In the UK, 11.6% of sector’s direct sales are lost annually due to presence of counterfeit products.
A new report has shown that toys and games manufacturers across the European Union lose approximately €1.4 billion each year due to the presence of counterfeit products.
12.3% of sales in the EU toys and games sector is lost due to counterfeiting. Those lost sales translate into 6,150 jobs, as legitimate manufacturers employ fewer people than they would have done in the absence of counterfeiting.
The OHIM report also shows that, when the direct and indirect effects of counterfeiting in the toys and games manufacturing sector are taken into account, €370 million in government revenue is lost across the EU, in terms of lost VAT, income tax, social security contributions and tax on company profits.
Germany is the largest producer of games and toys in the EU, accounting for 40% (€2.7 billion) of total EU production in 2012. The presence of counterfeit toys and games costs the German manufacturing sector €327 million every year, corresponding to 10.9% of the value of production.

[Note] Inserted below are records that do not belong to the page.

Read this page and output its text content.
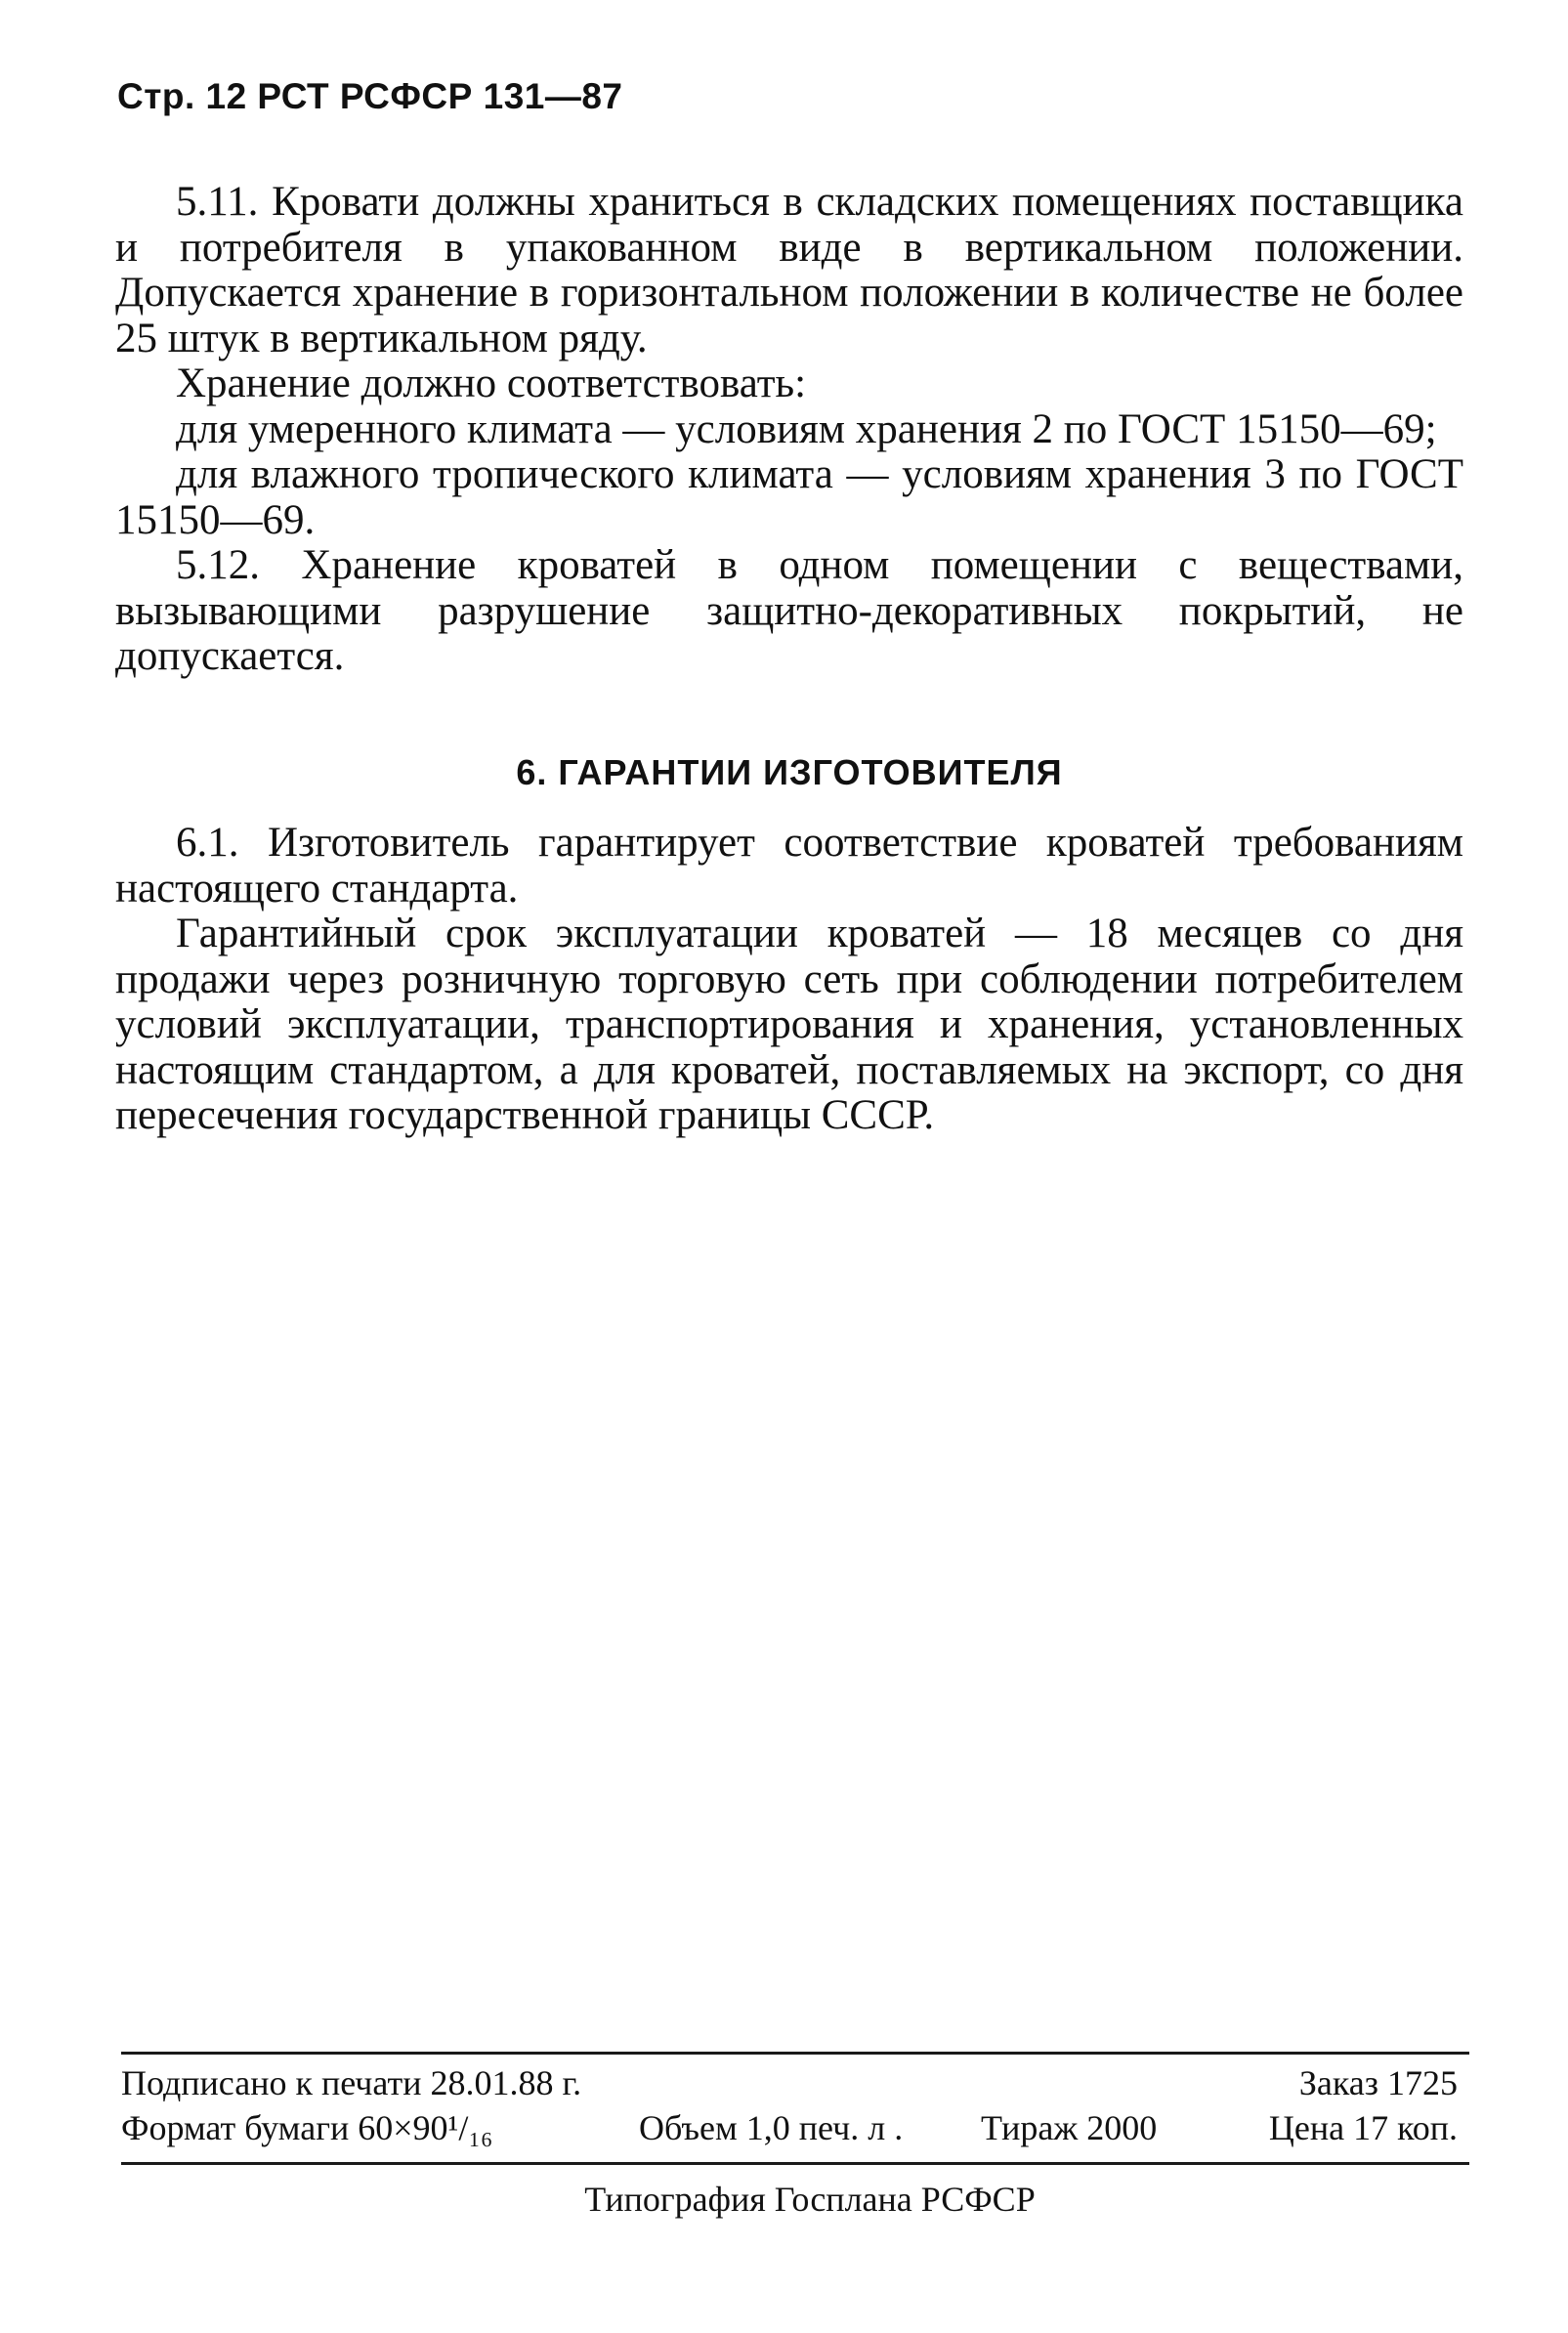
Стр. 12 РСТ РСФСР 131—87

5.11. Кровати должны храниться в складских помещениях поставщика и потребителя в упакованном виде в вертикальном положении. Допускается хранение в горизонтальном положении в количестве не более 25 штук в вертикальном ряду.

Хранение должно соответствовать:

для умеренного климата — условиям хранения 2 по ГОСТ 15150—69;

для влажного тропического климата — условиям хранения 3 по ГОСТ 15150—69.

5.12. Хранение кроватей в одном помещении с веществами, вызывающими разрушение защитно-декоративных покрытий, не допускается.

6. ГАРАНТИИ ИЗГОТОВИТЕЛЯ

6.1. Изготовитель гарантирует соответствие кроватей требованиям настоящего стандарта.

Гарантийный срок эксплуатации кроватей — 18 месяцев со дня продажи через розничную торговую сеть при соблюдении потребителем условий эксплуатации, транспортирования и хранения, установленных настоящим стандартом, а для кроватей, поставляемых на экспорт, со дня пересечения государственной границы СССР.

Подписано к печати 28.01.88 г.	Заказ 1725
Формат бумаги 60×90¹/₁₆	Объем 1,0 печ. л . Тираж 2000	Цена 17 коп.
Типография Госплана РСФСР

The country ranks first among EU countries for sales and jobs lost.
In the UK, 11.6% of the sector’s direct sales are lost annually (£174.2 million). It is the second highest absolute impact in the EU due to counterfeiting in this sector (after Germany).
In Spain, 16.6% of the sector’s direct sales are lost annually (€167 million), in Italy, 15.6% of the sector’s direct sales are lost annually (€201 million), while in France, 11.6% of the sector’s direct sales are lost annually (€168 million).